Mariam writes that, “President Gbagbo has seized control of some banks in order to ensure civil servant and military personnel payroll. He has also taken control of the water and electricity companies, mandating an immediate cut of supply to the northern regions favourable to Ouattara. International tv and radio are cut off.”
From Mariam and Yves perspectives, there is little question that the Ivory Coast is in crisis, most especially the areas in which our Oikocredit offices operate. Despite this, Oikocredit remains open in Abidjan. Mariam writes, “The office is now operating according to the evolution of the situation. When we can open, the office is open from 9.30 to 14.30 and sometimes later.”
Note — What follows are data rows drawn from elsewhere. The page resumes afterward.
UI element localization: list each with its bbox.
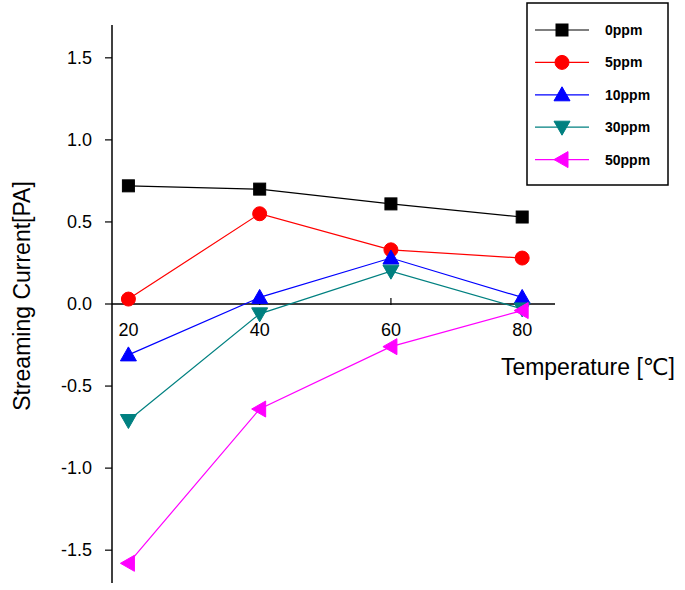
- series-marker: [254, 183, 266, 195]
- series-line: [128, 271, 522, 420]
- y-tick-label: -1.0: [61, 458, 92, 478]
- y-tick-label: 0.0: [67, 294, 92, 314]
- x-axis-label: Temperature [℃]: [501, 354, 675, 380]
- x-axis: [112, 303, 555, 305]
- y-tick-label: -0.5: [61, 376, 92, 396]
- series-marker: [122, 180, 134, 192]
- y-tick: [105, 139, 112, 140]
- legend-marker: [554, 87, 570, 101]
- x-tick-label: 20: [118, 320, 138, 340]
- series-marker: [383, 339, 397, 355]
- series-marker: [383, 265, 399, 279]
- y-tick: [105, 303, 112, 304]
- series-marker: [120, 555, 134, 571]
- y-tick-label: 1.5: [67, 48, 92, 68]
- series-marker: [120, 415, 136, 429]
- series-line: [128, 311, 522, 564]
- legend-label: 10ppm: [605, 87, 650, 103]
- plot-data: [120, 180, 530, 571]
- series-marker: [514, 303, 528, 319]
- series-marker: [120, 347, 136, 361]
- y-tick: [105, 550, 112, 551]
- legend: 0ppm 5ppm 10ppm 30ppm 50ppm: [527, 3, 668, 185]
- y-tick-label: -1.5: [61, 540, 92, 560]
- x-tick-label: 60: [381, 320, 401, 340]
- chart: -1.5 -1.0 -0.5 0.0 0.5 1.0 1.5 20 40 60 80 Temperat…: [0, 0, 685, 590]
- legend-label: 30ppm: [605, 119, 650, 135]
- y-tick-label: 0.5: [67, 212, 92, 232]
- legend-marker: [555, 55, 569, 69]
- y-axis-label: Streaming Current[PA]: [9, 181, 35, 411]
- series-marker: [252, 308, 268, 322]
- series-marker: [514, 289, 530, 303]
- series-marker: [121, 292, 135, 306]
- series-marker: [252, 289, 268, 303]
- series-marker: [252, 401, 266, 417]
- legend-box: [527, 3, 668, 185]
- x-tick: [390, 298, 391, 305]
- x-tick-label: 80: [512, 320, 532, 340]
- legend-marker: [554, 121, 570, 135]
- legend-label: 5ppm: [605, 54, 642, 70]
- series-marker: [516, 211, 528, 223]
- series-line: [128, 214, 522, 299]
- y-tick: [105, 57, 112, 58]
- x-tick-label: 40: [250, 320, 270, 340]
- series-marker: [515, 251, 529, 265]
- y-tick: [105, 385, 112, 386]
- series-marker: [385, 198, 397, 210]
- series-marker: [253, 207, 267, 221]
- y-tick: [105, 221, 112, 222]
- legend-label: 0ppm: [605, 22, 642, 38]
- series-marker: [383, 250, 399, 264]
- y-tick-label: 1.0: [67, 130, 92, 150]
- legend-label: 50ppm: [605, 152, 650, 168]
- legend-marker: [556, 24, 568, 36]
- y-tick: [105, 468, 112, 469]
- series-line: [128, 186, 522, 217]
- series-line: [128, 258, 522, 355]
- legend-marker: [554, 152, 568, 168]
In addition to our Oikocredit staff members, we are following the situation developing for our project partner COCOVICO, located in Abidjan as well. COCOVICO, or the Coopérative de Commercialisation de Produits Vivriers de Angre, is a women’s cooperative market in Abidjan and one of Oikocredit’s greatest success stories. However, economic sanctions placed on the Ivory Coast in response to Gbagbo’s refusal to step down have in turn hurt the Ivoirian people’s ability to make a living. This has directly impacted the Cocovico Market, as summarized by Yves Komaclo last month in an Oikocredit-wide email:
“…[I]nternational sanctions in effect since the beginning of December 2010 have restricted port activities and trade with neighbouring countries. Moreover, increased road blockages set up by military and police forces as well as intermittent militias operations have had a detrimental effect on the transportation of people and goods within the country.
As a result, prices and availability of fruits, vegetables and other staple foods sold at Cocovico…have been erratic and unpredictable. … Some [women] told us because trucks were not allowed to reach Abidjan, that they would spend days without any new supply and without making any revenue. [I]n other situations, when the goods finally reached the market, they had to sell them the same day because they were too ripe to be conserved and unfortunately, low attendances in the market meant that they had to throw a substantial part of their stock with the concomitant losses.”
Yves added that Cocovico’s director, Rosalie Boti, is committed to ensuring that Cocovico remains open and serves the community despite hardships her merchants face. Yves writes, “Mrs. Boti and her members have been able to approach producers direct[ly] to arrange appropriate logistics to ensure that minimal supplies are regularly provided to the market, thus assuring the local community and consumers that fresh food will remain available at Cocovico.”
Oikocredit will continue to watch the situation in Ivory Coast with concern and admiration for our staff and partners.